For Rivka, fall of 2020 was supposed to bring a full day of field experience. She and her peers were supposed to be working in inclusive classrooms. “Because of COVID, what they decided to do at Arcadia [University] was just to straight up cancel that,” Rivka tells me. The one experience that is still happening for Rivka and her peers is the STEM-focused after school program that they run once a week, except now it’s being done virtually. She’s clearly eager for a chance to teach, but she’s worried that this is not going to be successful because it’s the students’ first time teaching and they are being asked to do so on Google Meet, a platform none of them have experience with. “If anything, that fieldwork situation they are putting us in is discouraging my ability to teach and I feel like almost setting me up for failure… I think that they know it too.” Her suspicions were further confirmed when the first grade teacher who’s supposed to help her and her peers run the program outright said, “this is a bad idea.”
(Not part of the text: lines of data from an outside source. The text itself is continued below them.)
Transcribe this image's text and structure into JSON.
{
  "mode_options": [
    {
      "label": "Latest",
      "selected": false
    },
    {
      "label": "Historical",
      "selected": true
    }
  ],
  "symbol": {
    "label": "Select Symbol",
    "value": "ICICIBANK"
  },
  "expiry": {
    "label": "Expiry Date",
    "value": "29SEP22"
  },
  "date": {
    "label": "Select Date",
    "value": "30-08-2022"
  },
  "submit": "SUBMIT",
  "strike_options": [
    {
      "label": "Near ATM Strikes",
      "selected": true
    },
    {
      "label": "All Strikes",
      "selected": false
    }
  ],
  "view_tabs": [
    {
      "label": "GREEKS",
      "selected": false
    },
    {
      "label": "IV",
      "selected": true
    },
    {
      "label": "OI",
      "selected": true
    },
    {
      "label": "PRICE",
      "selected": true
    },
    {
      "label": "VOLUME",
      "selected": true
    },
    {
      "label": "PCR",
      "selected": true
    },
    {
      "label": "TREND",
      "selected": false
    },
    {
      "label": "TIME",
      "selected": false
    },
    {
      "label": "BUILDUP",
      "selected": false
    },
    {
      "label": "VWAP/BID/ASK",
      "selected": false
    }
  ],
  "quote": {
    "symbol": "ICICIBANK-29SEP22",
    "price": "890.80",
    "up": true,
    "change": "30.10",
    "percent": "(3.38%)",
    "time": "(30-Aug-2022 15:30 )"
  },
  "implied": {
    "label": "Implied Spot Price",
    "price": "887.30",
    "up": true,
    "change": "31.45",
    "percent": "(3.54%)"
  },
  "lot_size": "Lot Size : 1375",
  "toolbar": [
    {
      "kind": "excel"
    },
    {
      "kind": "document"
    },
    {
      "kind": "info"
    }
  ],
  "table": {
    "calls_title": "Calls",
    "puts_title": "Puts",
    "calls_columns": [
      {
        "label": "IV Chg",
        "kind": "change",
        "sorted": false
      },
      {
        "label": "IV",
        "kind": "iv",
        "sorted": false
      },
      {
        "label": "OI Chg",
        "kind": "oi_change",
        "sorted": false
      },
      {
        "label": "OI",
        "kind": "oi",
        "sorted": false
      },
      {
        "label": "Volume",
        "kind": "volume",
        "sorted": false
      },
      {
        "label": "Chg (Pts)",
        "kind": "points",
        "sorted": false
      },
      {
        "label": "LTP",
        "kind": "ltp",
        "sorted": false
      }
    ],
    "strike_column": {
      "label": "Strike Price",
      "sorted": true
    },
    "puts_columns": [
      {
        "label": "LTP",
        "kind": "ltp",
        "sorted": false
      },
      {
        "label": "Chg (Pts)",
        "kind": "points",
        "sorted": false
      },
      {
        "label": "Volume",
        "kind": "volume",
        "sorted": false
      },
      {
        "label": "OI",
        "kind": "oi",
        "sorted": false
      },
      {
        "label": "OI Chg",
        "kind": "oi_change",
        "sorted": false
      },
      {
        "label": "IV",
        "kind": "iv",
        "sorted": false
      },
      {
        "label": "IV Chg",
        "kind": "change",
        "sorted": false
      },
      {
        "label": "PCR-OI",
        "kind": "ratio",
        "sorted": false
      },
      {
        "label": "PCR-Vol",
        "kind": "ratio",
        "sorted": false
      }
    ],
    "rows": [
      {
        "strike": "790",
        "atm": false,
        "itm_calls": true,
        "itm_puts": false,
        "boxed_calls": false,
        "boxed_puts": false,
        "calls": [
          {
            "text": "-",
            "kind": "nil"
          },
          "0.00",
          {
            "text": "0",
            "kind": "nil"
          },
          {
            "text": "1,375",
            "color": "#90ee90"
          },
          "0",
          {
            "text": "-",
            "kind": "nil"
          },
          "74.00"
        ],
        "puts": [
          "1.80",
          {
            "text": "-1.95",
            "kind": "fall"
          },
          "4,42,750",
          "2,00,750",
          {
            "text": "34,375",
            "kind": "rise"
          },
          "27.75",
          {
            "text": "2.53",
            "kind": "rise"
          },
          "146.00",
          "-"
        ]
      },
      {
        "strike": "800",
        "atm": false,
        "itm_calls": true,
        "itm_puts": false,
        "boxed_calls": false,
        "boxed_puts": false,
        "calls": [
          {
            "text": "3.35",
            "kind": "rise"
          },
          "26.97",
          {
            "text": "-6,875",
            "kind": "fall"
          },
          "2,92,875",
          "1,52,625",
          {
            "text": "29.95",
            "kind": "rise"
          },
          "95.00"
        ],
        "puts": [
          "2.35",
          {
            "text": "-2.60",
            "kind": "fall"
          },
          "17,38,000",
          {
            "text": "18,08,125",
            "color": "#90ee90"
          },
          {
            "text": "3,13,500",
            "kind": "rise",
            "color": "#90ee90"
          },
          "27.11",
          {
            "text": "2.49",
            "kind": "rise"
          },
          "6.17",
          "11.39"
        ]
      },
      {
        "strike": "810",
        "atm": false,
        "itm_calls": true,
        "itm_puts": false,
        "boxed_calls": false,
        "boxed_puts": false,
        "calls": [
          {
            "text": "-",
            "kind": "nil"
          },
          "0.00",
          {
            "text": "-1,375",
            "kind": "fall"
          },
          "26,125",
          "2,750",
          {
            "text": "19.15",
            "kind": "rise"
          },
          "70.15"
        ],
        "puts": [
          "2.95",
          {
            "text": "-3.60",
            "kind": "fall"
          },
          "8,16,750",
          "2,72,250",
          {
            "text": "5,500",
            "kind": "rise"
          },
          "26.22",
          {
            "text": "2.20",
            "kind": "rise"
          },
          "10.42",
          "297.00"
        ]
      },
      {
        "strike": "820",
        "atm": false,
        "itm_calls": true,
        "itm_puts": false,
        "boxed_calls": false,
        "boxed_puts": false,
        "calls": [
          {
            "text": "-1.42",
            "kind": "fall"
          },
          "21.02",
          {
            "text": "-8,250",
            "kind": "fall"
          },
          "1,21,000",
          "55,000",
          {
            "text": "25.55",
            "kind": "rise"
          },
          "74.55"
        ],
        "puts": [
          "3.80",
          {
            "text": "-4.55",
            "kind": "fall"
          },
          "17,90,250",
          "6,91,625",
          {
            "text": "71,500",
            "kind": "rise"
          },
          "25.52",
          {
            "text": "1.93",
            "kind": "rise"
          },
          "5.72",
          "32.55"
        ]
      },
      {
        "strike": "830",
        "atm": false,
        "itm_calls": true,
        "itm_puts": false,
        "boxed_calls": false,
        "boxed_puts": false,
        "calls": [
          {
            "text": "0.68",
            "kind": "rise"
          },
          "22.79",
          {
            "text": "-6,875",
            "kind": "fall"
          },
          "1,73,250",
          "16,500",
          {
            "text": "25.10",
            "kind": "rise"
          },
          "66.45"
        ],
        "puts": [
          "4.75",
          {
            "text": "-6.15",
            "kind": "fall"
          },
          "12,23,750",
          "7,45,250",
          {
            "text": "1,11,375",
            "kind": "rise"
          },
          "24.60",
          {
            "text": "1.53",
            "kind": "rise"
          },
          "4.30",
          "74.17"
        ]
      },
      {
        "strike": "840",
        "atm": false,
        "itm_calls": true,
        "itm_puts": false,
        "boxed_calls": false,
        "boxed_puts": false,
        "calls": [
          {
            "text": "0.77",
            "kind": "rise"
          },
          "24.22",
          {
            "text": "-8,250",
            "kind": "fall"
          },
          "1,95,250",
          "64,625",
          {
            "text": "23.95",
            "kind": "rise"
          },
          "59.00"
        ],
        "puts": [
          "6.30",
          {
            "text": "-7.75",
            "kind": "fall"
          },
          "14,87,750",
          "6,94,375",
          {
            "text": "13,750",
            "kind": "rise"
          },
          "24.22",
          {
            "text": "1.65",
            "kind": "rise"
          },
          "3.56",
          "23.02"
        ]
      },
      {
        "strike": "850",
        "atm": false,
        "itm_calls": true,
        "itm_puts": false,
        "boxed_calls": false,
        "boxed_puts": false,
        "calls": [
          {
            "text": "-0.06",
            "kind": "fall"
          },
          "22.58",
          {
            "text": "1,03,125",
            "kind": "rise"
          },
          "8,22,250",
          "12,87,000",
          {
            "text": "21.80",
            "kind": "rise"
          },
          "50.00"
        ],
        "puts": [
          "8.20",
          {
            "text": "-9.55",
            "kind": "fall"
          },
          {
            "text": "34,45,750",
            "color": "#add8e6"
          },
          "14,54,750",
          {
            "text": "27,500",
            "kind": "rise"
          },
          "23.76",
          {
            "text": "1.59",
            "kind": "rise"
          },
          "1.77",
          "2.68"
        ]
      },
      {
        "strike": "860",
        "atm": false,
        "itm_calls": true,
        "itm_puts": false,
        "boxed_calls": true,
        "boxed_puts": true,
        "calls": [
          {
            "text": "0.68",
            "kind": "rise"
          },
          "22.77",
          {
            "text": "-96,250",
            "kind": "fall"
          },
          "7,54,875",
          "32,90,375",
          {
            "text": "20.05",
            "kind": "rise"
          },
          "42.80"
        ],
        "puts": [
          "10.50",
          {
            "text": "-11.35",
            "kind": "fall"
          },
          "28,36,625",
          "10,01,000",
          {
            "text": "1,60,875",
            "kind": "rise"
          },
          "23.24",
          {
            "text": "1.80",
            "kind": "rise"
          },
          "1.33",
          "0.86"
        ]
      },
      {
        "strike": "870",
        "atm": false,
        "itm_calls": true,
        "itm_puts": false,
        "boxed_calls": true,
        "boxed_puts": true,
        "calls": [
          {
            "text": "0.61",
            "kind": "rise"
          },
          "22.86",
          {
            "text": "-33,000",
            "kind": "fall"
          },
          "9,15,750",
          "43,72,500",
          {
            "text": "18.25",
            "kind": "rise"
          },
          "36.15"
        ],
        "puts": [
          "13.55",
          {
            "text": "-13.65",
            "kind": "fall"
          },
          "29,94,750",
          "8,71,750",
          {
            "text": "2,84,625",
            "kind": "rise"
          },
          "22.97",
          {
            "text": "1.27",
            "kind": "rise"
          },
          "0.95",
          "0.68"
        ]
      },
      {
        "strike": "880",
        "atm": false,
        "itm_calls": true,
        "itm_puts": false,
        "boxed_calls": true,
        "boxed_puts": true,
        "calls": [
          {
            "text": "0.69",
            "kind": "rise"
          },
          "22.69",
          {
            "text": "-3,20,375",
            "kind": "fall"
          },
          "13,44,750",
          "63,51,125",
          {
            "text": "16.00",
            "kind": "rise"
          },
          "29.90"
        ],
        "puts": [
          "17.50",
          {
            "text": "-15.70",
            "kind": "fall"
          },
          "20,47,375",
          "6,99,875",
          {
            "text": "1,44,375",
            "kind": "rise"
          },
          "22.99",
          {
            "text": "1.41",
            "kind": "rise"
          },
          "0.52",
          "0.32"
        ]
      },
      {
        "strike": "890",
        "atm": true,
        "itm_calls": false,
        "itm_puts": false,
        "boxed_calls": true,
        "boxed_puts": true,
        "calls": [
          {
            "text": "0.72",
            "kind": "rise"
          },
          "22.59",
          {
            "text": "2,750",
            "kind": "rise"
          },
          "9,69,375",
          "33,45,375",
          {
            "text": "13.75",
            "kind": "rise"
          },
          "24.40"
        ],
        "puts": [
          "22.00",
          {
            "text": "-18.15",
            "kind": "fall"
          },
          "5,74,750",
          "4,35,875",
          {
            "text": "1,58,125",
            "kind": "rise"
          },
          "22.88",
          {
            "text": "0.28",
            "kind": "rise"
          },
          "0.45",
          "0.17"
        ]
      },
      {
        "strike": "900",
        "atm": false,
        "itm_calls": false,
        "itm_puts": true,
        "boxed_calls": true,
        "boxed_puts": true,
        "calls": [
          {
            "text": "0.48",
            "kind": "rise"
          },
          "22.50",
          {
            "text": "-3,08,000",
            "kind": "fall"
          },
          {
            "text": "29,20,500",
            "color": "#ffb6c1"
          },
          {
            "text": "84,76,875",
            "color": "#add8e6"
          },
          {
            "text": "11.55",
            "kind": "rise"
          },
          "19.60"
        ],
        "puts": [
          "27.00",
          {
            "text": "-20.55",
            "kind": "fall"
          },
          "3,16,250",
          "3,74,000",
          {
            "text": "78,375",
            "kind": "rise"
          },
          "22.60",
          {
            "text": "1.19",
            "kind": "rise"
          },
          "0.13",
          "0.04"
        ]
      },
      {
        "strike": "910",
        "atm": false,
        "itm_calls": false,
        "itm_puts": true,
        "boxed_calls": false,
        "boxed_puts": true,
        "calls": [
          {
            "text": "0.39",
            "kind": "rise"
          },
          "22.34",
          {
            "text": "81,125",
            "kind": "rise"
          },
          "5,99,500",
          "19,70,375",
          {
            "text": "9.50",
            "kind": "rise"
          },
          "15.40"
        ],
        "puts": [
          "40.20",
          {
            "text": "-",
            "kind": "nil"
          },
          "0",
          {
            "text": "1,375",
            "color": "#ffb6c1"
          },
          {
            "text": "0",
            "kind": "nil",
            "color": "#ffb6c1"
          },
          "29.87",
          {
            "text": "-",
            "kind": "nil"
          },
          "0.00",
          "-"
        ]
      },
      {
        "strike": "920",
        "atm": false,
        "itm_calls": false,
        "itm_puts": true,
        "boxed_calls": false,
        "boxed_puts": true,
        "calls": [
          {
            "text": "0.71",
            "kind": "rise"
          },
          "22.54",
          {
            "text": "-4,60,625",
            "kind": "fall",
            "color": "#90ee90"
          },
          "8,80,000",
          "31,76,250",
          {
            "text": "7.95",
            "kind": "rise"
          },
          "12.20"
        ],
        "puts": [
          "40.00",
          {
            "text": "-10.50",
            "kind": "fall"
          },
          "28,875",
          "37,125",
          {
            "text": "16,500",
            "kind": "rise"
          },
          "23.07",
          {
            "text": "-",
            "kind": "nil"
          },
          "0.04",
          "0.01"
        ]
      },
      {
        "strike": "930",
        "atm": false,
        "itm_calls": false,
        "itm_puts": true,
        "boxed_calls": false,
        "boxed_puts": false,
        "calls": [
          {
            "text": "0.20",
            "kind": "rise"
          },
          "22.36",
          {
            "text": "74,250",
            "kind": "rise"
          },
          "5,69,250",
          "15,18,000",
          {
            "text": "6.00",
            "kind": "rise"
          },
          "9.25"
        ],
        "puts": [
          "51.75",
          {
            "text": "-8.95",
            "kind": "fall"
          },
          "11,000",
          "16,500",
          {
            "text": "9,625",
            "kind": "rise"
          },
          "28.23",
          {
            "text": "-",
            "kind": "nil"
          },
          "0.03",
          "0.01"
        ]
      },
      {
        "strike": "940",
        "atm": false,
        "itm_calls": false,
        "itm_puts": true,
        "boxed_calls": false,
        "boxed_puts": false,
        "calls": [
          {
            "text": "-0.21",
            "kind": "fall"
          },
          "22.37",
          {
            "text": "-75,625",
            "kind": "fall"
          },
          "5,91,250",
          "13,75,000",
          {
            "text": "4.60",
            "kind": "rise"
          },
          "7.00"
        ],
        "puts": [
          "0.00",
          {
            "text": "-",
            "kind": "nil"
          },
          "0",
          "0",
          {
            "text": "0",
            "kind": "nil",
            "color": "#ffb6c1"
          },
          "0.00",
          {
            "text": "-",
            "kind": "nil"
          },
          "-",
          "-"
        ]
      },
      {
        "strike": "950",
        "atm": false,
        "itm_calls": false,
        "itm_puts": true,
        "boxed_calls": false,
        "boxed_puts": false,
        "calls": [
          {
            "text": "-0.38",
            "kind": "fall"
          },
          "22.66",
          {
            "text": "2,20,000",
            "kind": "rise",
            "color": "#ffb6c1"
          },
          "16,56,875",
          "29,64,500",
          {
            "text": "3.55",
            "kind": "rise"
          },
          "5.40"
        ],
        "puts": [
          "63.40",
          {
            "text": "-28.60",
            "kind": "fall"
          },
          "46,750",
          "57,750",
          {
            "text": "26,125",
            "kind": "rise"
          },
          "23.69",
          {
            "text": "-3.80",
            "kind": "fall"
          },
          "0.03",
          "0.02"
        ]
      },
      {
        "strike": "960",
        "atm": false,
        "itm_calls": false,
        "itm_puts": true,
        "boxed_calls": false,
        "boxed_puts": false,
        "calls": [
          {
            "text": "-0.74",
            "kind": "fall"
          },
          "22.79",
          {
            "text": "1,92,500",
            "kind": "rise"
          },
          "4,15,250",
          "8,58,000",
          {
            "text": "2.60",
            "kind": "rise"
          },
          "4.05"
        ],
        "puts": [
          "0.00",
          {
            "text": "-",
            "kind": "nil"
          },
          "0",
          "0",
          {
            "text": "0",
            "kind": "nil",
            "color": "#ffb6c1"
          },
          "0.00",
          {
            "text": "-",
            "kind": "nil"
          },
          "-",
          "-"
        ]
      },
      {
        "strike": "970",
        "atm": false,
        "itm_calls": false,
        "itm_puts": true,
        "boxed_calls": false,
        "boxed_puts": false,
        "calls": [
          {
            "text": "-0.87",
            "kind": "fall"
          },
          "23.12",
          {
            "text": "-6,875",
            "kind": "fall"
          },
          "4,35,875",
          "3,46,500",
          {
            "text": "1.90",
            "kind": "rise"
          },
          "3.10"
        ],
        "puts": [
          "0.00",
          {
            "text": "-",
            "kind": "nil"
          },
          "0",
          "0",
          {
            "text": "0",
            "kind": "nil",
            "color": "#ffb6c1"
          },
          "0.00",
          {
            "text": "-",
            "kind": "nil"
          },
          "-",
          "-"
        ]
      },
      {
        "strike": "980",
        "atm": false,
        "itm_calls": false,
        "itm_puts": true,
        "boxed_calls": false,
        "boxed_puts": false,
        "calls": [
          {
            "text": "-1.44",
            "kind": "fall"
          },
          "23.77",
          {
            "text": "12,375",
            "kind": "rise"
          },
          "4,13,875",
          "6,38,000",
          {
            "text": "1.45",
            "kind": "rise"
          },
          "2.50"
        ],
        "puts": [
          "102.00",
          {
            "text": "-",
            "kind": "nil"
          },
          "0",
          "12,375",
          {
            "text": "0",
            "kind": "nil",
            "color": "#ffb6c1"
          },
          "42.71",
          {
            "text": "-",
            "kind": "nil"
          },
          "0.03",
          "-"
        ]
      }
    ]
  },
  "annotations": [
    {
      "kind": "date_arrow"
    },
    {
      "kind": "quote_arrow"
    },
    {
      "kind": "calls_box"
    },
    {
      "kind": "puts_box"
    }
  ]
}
“We’re just not working with students,” Rivka tells me. She says this with a mix of worry and frustration in her voice. This was the semester she was supposed to work with students with low-incidence disabilities. But now she and the other special education majors are supposed to learn about students with these types of disabilities via online modules and guest speakers. “Teaching is like your internship, that’s when you learn to do it. You can learn so much pedagogy, but you’re not going to know how to do it until you do it.” Rivka admits to me that she’s not even sure what teaching will look like in the future. She knows that the impacts that the COVID-19 pandemic has had on education will change teaching for her.  But the way she describes her program makes you question whether they know a pandemic is occurring. Rivka has a hard time finding the words, but eventually describes the situation with a piercing honesty, “Right now we are pretending as if… Everything we are learning is for a classroom that would have been last year.”


Next fall, we may have over 82,600 newly graduated education students who haven’t been in a classroom for a year and a half. They will be stepping into positions that will either ask them to teach online (which they haven’t been educated on) or to teach in a classroom (a space they haven’t been in potentially since before the pandemic). They will be tasked with teaching students who may not have been in a classroom environment since before the COVID-19 outbreak. These are students who will likely be struggling with re-learning social and emotional skills and dealing with new-found separation anxiety from the months of being at home with their parents. There is no second shot at educating the future educators. There is no extra training after graduation. With the teacher shortage that’s been exacerbated by the pandemic, there is no time for them to catch up on what they missed before being given control of their own classroom.

Next fall, we may realize that the focus placed on current students and teachers in the pandemic left behind a critical group.

Next fall, we may realize that the future teachers were left behind.